Montreal Gazette Endorses Montreal Irish Memorial Park Foundation’s Campaign

by irishcanadianfamineresearcher

http://montrealgazette.com/opinion/editorials/editorial-forget-granite-stumps-what-about-the-black-rock

Editorial: Forget granite stumps. What about the Black Rock?

Montreal Gazette Editorial Board

Published on: June 1, 2016 | Last Updated: June 1, 2016 5:19 PM EDT

A wreath sits at the base of the black rock in Point Saint Charles, Montreal, Sunday, May 31, 2009, after a ceremony to commemorate the Irish immigrants who died of typhus in Montreal after fleeing the potato famine in 1847. photo  THE GAZETTE/Graham Hughes.
The Black Rock commemorates immigrants who died of typhus in Montreal after fleeing famine in Ireland in 1847-48. Graham Hughes / Montreal Gazette

On the subject of stones, there is a more obvious initiative that deserves the attention of 375th anniversary organizers, and that is the Black Rock memorial on the Montreal side of the Victoria Bridge.

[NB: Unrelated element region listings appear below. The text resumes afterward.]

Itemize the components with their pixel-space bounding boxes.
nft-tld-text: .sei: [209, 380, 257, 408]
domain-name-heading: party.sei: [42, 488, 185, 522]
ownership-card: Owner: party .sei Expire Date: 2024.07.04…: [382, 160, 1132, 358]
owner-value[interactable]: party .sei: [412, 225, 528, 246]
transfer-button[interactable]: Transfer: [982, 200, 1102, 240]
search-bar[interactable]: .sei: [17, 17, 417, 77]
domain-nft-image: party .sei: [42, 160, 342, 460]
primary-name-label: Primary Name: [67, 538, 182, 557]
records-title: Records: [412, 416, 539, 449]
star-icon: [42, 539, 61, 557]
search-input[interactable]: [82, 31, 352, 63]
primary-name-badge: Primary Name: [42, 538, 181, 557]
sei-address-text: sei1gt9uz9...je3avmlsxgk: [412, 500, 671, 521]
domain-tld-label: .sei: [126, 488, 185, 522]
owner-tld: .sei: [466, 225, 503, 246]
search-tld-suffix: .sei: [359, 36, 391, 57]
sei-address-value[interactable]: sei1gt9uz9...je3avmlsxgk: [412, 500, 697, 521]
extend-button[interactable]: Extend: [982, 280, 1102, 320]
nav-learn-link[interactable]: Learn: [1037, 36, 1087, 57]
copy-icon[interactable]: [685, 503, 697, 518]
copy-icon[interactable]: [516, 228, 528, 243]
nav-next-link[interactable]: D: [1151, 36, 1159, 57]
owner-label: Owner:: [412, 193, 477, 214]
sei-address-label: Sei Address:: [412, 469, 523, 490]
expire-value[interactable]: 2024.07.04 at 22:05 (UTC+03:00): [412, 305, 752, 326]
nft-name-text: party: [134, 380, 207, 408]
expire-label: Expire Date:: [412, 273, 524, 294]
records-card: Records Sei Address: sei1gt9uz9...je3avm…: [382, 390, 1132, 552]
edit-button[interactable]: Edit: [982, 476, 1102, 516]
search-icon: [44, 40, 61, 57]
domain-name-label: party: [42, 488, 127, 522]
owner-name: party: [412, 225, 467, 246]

Last Sunday, members of the Irish community took part in an annual walk to honour the 6,000 immigrants who died of typhus in 1847-48 after fleeing famine in Ireland, and to press for improvements to the site.

A proper memorial is long overdue. The 10-foot engraved stone, blackened by exhaust fumes on a median between traffic lanes, is difficult for pedestrians to reach and easily overlooked by motorists who may be oblivious to the mass graves that lie beneath.

A group calling itself the Montreal Irish Memorial Park Foundation has been pushing for the site and adjacent parking lot to be transformed into a green space that would honour not only the Irish victims, but local residents who got sick and died trying to help them.

Coderre has expressed support for the proposal, but it will take effort and co-ordination to turn the vision into reality given that the site sits on federal land. There’s no time to waste. It would be wonderful if the park were ready in time for the city’s 2017 birthday celebrations — a city the Irish helped build.